Marek Zvelebil, FSA (1952–2011) was a Czech-Dutch archaeologist and prehistorian, considered amongst "the most important and influential archaeological thinkers of his generation".[1]
Contents |
The son of Indologist Kamil Zvelebil, Zvelebil left his birth city of Prague with his family in 1968 following the Soviet invasion of Czechoslovakia. The family first lived in the United States before returning to Europe and settling in the Netherlands. Zvelebil however studied in Oxford, England, and went on to gain a BA in Archaeology from Sheffield University and a PhD from the University of Cambridge, where he was one of the last students of Grahame Clark. Marek then taught at the University of South Carolina before returning to Sheffield in 1981 as a Research Fellow, later holding the positions of Lecturer, Senior Lecturer, Reader and finally Professor of European Prehistory. Overall he spent thirty years at Sheffield, with spells as a visiting professor at several institutions across Europe and North America.[1][2]

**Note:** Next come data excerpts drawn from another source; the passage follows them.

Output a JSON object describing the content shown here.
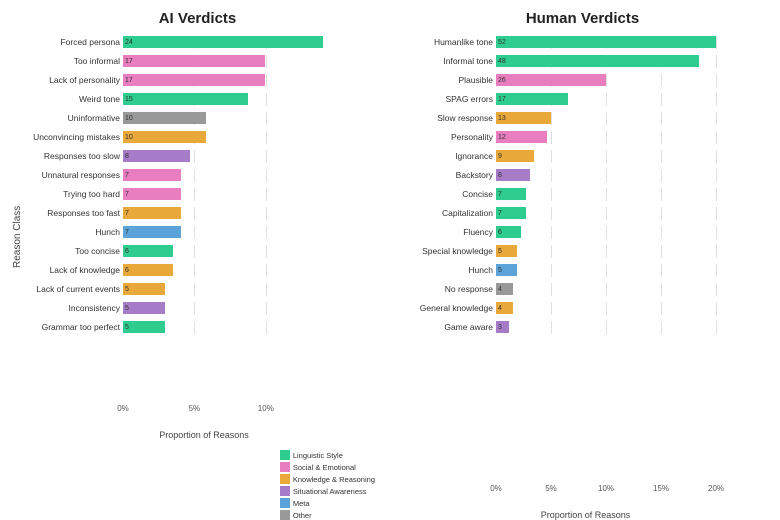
{
  "title_left": "AI Verdicts",
  "title_right": "Human Verdicts",
  "y_axis_label": "Reason Class",
  "x_axis_label": "Proportion of Reasons",
  "colors": {
    "linguistic": "#2ecc8e",
    "social": "#e87dc0",
    "knowledge": "#e8a83a",
    "situational": "#a67cc8",
    "meta": "#5ba3d9",
    "other": "#999999"
  },
  "legend": [
    {
      "label": "Linguistic Style",
      "color": "#2ecc8e"
    },
    {
      "label": "Social & Emotional",
      "color": "#e87dc0"
    },
    {
      "label": "Knowledge & Reasoning",
      "color": "#e8a83a"
    },
    {
      "label": "Situational Awareness",
      "color": "#a67cc8"
    },
    {
      "label": "Meta",
      "color": "#5ba3d9"
    },
    {
      "label": "Other",
      "color": "#999999"
    }
  ],
  "ai_chart": {
    "label_width": 100,
    "max_value": 14,
    "max_pct": 14,
    "x_ticks": [
      "0%",
      "5%",
      "10%"
    ],
    "x_tick_positions": [
      0,
      35.7,
      71.4
    ],
    "bars": [
      {
        "label": "Forced persona",
        "value": 24,
        "color": "#2ecc8e",
        "width_pct": 100
      },
      {
        "label": "Too informal",
        "value": 17,
        "color": "#e87dc0",
        "width_pct": 70.8
      },
      {
        "label": "Lack of personality",
        "value": 17,
        "color": "#e87dc0",
        "width_pct": 70.8
      },
      {
        "label": "Weird tone",
        "value": 15,
        "color": "#2ecc8e",
        "width_pct": 62.5
      },
      {
        "label": "Uninformative",
        "value": 10,
        "color": "#999999",
        "width_pct": 41.7
      },
      {
        "label": "Unconvincing mistakes",
        "value": 10,
        "color": "#e8a83a",
        "width_pct": 41.7
      },
      {
        "label": "Responses too slow",
        "value": 8,
        "color": "#a67cc8",
        "width_pct": 33.3
      },
      {
        "label": "Unnatural responses",
        "value": 7,
        "color": "#e87dc0",
        "width_pct": 29.2
      },
      {
        "label": "Trying too hard",
        "value": 7,
        "color": "#e87dc0",
        "width_pct": 29.2
      },
      {
        "label": "Responses too fast",
        "value": 7,
        "color": "#e8a83a",
        "width_pct": 29.2
      },
      {
        "label": "Hunch",
        "value": 7,
        "color": "#5ba3d9",
        "width_pct": 29.2
      },
      {
        "label": "Too concise",
        "value": 6,
        "color": "#2ecc8e",
        "width_pct": 25
      },
      {
        "label": "Lack of knowledge",
        "value": 6,
        "color": "#e8a83a",
        "width_pct": 25
      },
      {
        "label": "Lack of current events",
        "value": 5,
        "color": "#e8a83a",
        "width_pct": 20.8
      },
      {
        "label": "Inconsistency",
        "value": 5,
        "color": "#a67cc8",
        "width_pct": 20.8
      },
      {
        "label": "Grammar too perfect",
        "value": 5,
        "color": "#2ecc8e",
        "width_pct": 20.8
      }
    ]
  },
  "human_chart": {
    "label_width": 95,
    "max_value": 26,
    "max_pct": 20,
    "x_ticks": [
      "0%",
      "5%",
      "10%",
      "15%",
      "20%"
    ],
    "x_tick_positions": [
      0,
      25,
      50,
      75,
      100
    ],
    "bars": [
      {
        "label": "Humanlike tone",
        "value": 52,
        "color": "#2ecc8e",
        "width_pct": 100
      },
      {
        "label": "Informal tone",
        "value": 48,
        "color": "#2ecc8e",
        "width_pct": 92.3
      },
      {
        "label": "Plausible",
        "value": 26,
        "color": "#e87dc0",
        "width_pct": 50
      },
      {
        "label": "SPAG errors",
        "value": 17,
        "color": "#2ecc8e",
        "width_pct": 32.7
      },
      {
        "label": "Slow response",
        "value": 13,
        "color": "#e8a83a",
        "width_pct": 25
      },
      {
        "label": "Personality",
        "value": 12,
        "color": "#e87dc0",
        "width_pct": 23.1
      },
      {
        "label": "Ignorance",
        "value": 9,
        "color": "#e8a83a",
        "width_pct": 17.3
      },
      {
        "label": "Backstory",
        "value": 8,
        "color": "#a67cc8",
        "width_pct": 15.4
      },
      {
        "label": "Concise",
        "value": 7,
        "color": "#2ecc8e",
        "width_pct": 13.5
      },
      {
        "label": "Capitalization",
        "value": 7,
        "color": "#2ecc8e",
        "width_pct": 13.5
      },
      {
        "label": "Fluency",
        "value": 6,
        "color": "#2ecc8e",
        "width_pct": 11.5
      },
      {
        "label": "Special knowledge",
        "value": 5,
        "color": "#e8a83a",
        "width_pct": 9.6
      },
      {
        "label": "Hunch",
        "value": 5,
        "color": "#5ba3d9",
        "width_pct": 9.6
      },
      {
        "label": "No response",
        "value": 4,
        "color": "#999999",
        "width_pct": 7.7
      },
      {
        "label": "General knowledge",
        "value": 4,
        "color": "#e8a83a",
        "width_pct": 7.7
      },
      {
        "label": "Game aware",
        "value": 3,
        "color": "#a67cc8",
        "width_pct": 5.8
      }
    ]
  }
}
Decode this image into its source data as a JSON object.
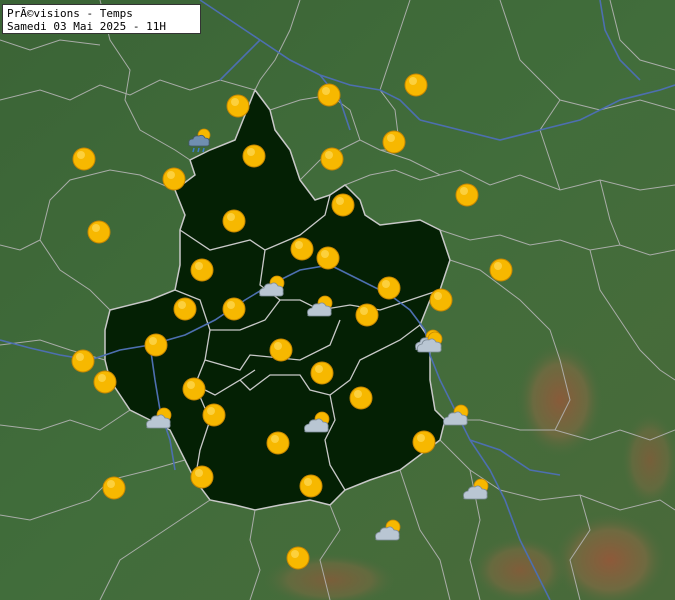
{
  "header": {
    "title": "PrÃ©visions - Temps",
    "date_line": "Samedi 03 Mai 2025 - 11H"
  },
  "colors": {
    "region_fill": "#042004",
    "terrain": "#3f6a3a",
    "borders": "#c8c8c8",
    "rivers": "#4d6fb0",
    "sun": "#f7b800",
    "cloud": "#b9c6d3"
  },
  "weather_icons": [
    {
      "type": "sun-icon"
    },
    {
      "type": "sun-icon"
    },
    {
      "type": "sun-icon"
    },
    {
      "type": "sun-icon"
    },
    {
      "type": "sun-icon"
    },
    {
      "type": "sun-icon"
    },
    {
      "type": "sun-icon"
    },
    {
      "type": "sun-icon"
    },
    {
      "type": "sun-icon"
    },
    {
      "type": "sun-icon"
    },
    {
      "type": "sun-icon"
    },
    {
      "type": "sun-icon"
    },
    {
      "type": "sun-icon"
    },
    {
      "type": "sun-icon"
    },
    {
      "type": "sun-icon"
    },
    {
      "type": "sun-icon"
    },
    {
      "type": "sun-icon"
    },
    {
      "type": "sun-icon"
    },
    {
      "type": "sun-icon"
    },
    {
      "type": "sun-icon"
    },
    {
      "type": "sun-icon"
    },
    {
      "type": "sun-icon"
    },
    {
      "type": "sun-icon"
    },
    {
      "type": "sun-icon"
    },
    {
      "type": "sun-icon"
    },
    {
      "type": "sun-icon"
    },
    {
      "type": "sun-icon"
    },
    {
      "type": "sun-icon"
    },
    {
      "type": "sun-icon"
    },
    {
      "type": "sun-icon"
    },
    {
      "type": "sun-icon"
    },
    {
      "type": "sun-icon"
    },
    {
      "type": "sun-icon"
    },
    {
      "type": "sun-icon"
    },
    {
      "type": "sun-icon"
    },
    {
      "type": "sun-cloud-icon"
    },
    {
      "type": "sun-cloud-icon"
    },
    {
      "type": "sun-cloud-icon"
    },
    {
      "type": "sun-cloud-icon"
    },
    {
      "type": "sun-cloud-icon"
    },
    {
      "type": "sun-cloud-icon"
    },
    {
      "type": "sun-cloud-icon"
    },
    {
      "type": "sun-cloud-icon"
    },
    {
      "type": "sun-cloud-icon"
    },
    {
      "type": "sun-cloud-rain-icon"
    }
  ]
}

Zvelebil's primary research interest was in the European Mesolithic and Mesolithic-Neolithic transition, particularly in the Baltic region. His PhD research was on the transition to farming in Finland and the eastern Baltic. Over the course of his career he wrote or edited more than a hundred scholarly works, including seminal papers such as Hunters in Transition (1986) and “Plant Use in the Mesolithic and its role in the transition to farming” (1994). The latter, published in the Proceedings of the Prehistoric Society was awarded the R. M. Baguley Prize. With the collapse of the Soviet Union in 1989, Zvelebil was able to extend his research, looking at early farming cultures in eastern Europe and Siberian hunter-gatherer peoples. His field research included a co-directed major project in southeastern Ireland, as well as the Sheffield Department of Archaeology's long-running project in the Outer Hebrides.[1][2]